In both athletes and the general population, frontal plane pelvic femoral instability is an important common denominator in multiple low back, hip, knee, foot and ankle conditions. Until recently, frontal pelvic instability was thought to be caused by weakened posterior hip abductors and external rotators, especially the gluteus medius muscle, but recent research has identified other contributing factors.

In terms of rehabilitation, strengthening specific muscles in isolation is not likely to have a significant global impact on whole-body gait mechanics, and only a small impact on overall pelvic stability. Although the gluteus medius plays a primary role in lateral hip stability during gait, strengthening the gluteus medius alone has only a small effect on pelvic drop kinematics. During load transfer to your weight-bearing leg, you also engage your oblique abdominal muscles and the quadratus lumborum of your lower back. In addition, timing between the foot muscles that control subtalar deceleration in the frontal and transverse planes, and engagement of the hip and core muscles in the frontal plane appears to play a role.

Here are some recent findings on gait kinematics and pelvic instability:

• One study found that varus alignment of the foot and ankle significantly impacts pelvic and hip kinematics, and influences hip and trunk muscle strengthening. They concluded that strengthening programs to reduce pelvic drop should take into account the patient’s varus foot and ankle alignment (Cruz et al., 2019).
• Another study showed an important link between the biomechanics and musculature of the foot and ankle, and the thickness of the muscles involved in pelvic stability. The research team suggested that foot and ankle training can be useful for improving pelvic stability during gait. (Kartari et al., 2019).
• A study on gait mechanics and PFPS, aka runner’s knee, found that a gait retraining program enhanced with real-time feedback can effectively improve hip mechanics in all three planes of motion. For subjects with PFPS, gait retraining significantly reduced knee pain and improved function (Noehren, Scholz, and Davis, 2011).

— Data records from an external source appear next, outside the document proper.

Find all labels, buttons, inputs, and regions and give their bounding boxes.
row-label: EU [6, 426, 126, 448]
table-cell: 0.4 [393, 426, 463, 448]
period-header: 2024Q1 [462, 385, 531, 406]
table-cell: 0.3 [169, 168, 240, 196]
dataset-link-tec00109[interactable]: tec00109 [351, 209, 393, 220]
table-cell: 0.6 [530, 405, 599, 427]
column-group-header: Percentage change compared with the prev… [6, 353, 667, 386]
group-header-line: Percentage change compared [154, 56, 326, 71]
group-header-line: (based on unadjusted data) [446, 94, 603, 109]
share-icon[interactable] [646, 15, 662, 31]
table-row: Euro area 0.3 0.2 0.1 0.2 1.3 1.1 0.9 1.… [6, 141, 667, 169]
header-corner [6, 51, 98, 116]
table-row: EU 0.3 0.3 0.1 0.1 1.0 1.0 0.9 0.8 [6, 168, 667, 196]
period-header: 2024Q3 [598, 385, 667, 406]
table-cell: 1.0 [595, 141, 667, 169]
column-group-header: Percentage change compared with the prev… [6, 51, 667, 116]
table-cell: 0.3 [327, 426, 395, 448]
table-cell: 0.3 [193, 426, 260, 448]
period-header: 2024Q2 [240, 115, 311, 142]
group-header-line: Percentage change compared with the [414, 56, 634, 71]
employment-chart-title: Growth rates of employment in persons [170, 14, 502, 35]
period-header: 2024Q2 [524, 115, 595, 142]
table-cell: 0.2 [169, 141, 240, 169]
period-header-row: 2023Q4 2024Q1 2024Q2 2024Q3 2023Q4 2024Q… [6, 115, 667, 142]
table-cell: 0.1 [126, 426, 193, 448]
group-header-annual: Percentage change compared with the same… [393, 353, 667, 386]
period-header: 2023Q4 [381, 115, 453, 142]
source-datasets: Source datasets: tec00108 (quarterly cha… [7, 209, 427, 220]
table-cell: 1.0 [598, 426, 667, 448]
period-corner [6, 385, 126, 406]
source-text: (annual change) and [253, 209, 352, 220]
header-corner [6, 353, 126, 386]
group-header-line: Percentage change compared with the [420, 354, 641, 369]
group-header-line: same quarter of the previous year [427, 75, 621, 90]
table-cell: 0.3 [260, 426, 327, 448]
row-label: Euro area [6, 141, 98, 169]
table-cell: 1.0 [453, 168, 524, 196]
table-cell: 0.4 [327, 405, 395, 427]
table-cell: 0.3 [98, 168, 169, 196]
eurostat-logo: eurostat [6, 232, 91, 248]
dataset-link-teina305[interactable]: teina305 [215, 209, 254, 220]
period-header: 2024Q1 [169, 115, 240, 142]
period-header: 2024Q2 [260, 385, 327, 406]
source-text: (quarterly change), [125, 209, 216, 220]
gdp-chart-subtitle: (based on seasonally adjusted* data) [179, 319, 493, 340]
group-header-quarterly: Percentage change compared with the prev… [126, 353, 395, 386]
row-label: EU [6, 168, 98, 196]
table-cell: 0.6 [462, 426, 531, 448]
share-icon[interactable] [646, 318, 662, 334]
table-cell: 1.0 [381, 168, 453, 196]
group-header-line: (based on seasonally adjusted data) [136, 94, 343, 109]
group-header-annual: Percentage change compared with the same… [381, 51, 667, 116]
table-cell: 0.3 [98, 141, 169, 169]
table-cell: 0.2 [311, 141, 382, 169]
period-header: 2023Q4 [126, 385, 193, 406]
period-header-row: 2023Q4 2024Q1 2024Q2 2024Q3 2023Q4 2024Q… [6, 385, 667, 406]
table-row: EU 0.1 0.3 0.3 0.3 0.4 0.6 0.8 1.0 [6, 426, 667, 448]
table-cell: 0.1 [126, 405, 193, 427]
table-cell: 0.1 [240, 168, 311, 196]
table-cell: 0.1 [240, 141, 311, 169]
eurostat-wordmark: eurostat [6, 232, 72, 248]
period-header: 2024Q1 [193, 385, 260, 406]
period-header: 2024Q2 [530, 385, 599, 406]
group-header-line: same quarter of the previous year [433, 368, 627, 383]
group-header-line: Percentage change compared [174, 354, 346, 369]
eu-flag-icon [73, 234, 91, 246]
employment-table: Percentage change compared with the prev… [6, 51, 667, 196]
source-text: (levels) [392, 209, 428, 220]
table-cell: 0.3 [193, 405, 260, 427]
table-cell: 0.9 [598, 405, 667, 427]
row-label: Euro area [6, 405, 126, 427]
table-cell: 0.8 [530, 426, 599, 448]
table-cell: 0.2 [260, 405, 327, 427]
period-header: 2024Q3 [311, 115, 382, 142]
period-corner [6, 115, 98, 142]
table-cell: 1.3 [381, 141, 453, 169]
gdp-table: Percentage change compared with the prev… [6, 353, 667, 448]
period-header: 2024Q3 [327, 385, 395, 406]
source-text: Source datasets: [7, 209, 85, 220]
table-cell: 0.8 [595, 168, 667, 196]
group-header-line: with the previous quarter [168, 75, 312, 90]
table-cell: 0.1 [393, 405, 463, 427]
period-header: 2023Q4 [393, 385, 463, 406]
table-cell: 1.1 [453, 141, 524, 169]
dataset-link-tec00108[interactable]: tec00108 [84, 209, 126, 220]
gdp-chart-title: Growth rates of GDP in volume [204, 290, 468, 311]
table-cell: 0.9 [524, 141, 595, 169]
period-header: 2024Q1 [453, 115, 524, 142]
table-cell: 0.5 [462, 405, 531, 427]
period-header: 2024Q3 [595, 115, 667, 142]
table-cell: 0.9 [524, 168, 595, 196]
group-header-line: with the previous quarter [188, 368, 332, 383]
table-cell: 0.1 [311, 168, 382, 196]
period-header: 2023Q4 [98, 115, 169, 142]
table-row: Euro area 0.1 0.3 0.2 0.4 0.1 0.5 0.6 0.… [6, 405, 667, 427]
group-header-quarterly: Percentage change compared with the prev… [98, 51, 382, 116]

If you are a walker or runner and suffer from low back, hip, knee or pelvic pain, you may have frontal plane pelvic femoral instability. In addition to a physical exam that evaluates your hip and pelvic alignment, there is a broad range of clinical tests and assessments for hip range of motion, balance and muscle strength.

One of the most effective ways to assess pelvic stability is 3D gait analysis, that lets us evaluate your hip and pelvic movement in all three planes of motion.

At NYDNRehab, our high-tech gait analysis lab features some of the most advanced technology for diagnosis and rehabilitation:

• 3D gait kinematic analysis equipment
• Motion capture video
• SEMG (surface electromyography)
• Dual force plate technology
• Kineo Intelligent Load system
• C.A.R.E.N., our computer assisted rehabilitation environment

One of the greatest advantages of incorporating technology into diagnosis and rehab is its ability to provide quantitative data on movement kinematics. By quantifying your biomechanical parameters, we are able to precisely gauge your progress and make adjustments in your treatment plan accordingly. In addition, we use artificial intelligence (AI) technology to provide real-time feedback, to enhance and accelerate the rehab process.